In der Sache hat das LSG zu Recht für den vom 21. Mai bis 12. Oktober 1935 geleisteten Wehrdienst die Voraussetzungen des § 28 Abs. 1 Nr. 1 AVG bejaht. Danach sind Ersatzzeiten "Zeiten des militärischen oder militärähnlichen Dienstes i. S. der §§ 2 und 3 des Bundesversorgungsgesetzes (BVG) der aufgrund gesetzlicher Dienst- oder Wehrpflicht oder während eines Krieges geleistet worden ist". Der in der streitigen Zeit geleistete Dienst des Klägers wer militärischer Dienst i. S. des § 2 BVG; nach dessen Abs. 1 Buchst. a fällt hierunter jeder nach deutschem Wehrrecht geleistete Dienst als Soldat. Die Frage ist hier nur, ob der Dienst auch aufgrund gesetzlicher Wehrpflicht geleistet worden ist; insofern weicht § 28 Abs. 1 Nr. 1 AVG von der Fassung früherer Vorschriften ab (vgl. § 1263 Nr. 1 RVO a.F., danach mußte es sich um Zeiten handeln, "in denen der Versicherte zur Erfüllung der Wehrpflicht eingezogen gewesen ist").

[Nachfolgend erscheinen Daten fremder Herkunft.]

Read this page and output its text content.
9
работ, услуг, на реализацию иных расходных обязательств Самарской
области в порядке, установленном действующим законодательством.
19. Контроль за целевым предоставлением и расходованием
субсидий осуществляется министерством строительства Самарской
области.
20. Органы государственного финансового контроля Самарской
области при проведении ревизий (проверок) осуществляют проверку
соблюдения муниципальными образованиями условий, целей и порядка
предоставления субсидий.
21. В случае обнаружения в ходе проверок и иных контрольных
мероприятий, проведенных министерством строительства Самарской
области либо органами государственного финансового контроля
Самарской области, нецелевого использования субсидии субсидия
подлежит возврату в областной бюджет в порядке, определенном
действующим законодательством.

Mit der Frage, wann ein militärischer Dienst aufgrund gesetzlicher Wehrpflicht geleistet worden ist, hat sich das BSG schon mehrfach befaßt. Für den von Berufssoldaten geleisteten Dienst haben der erkennende und der 1. Senat (SozR Nr. 7 und 65 zu § 1251 RVO) einen Dienst auf solcher Grundlage verneint; bei anderen Soldaten hat der 12. Senat (SozR Nr. 54 zu § 1251 RVO; SozR 2200 § 1251 Nr. 8 und Urteil vom 18. Dezember 1975, 12 RJ 130/75) für Zeiten nach dem 20. Mai 1935 militärischen Dienst aufgrund gesetzlicher Wehrpflicht bejaht, auch wenn der Dienst - gemäß § 8 Abs. 2 des Wehrgesetzes oder sonstwie - freiwillig geleistet worden ist; der 12. Senat hat hierfür genügen lassen, daß der Versicherte den Wehrdienst als Wehrpflichtiger geleistet hat. Dieser Auffassung schließt sich der erkennende Senat im Ergebnis für den vorliegenden Fall an.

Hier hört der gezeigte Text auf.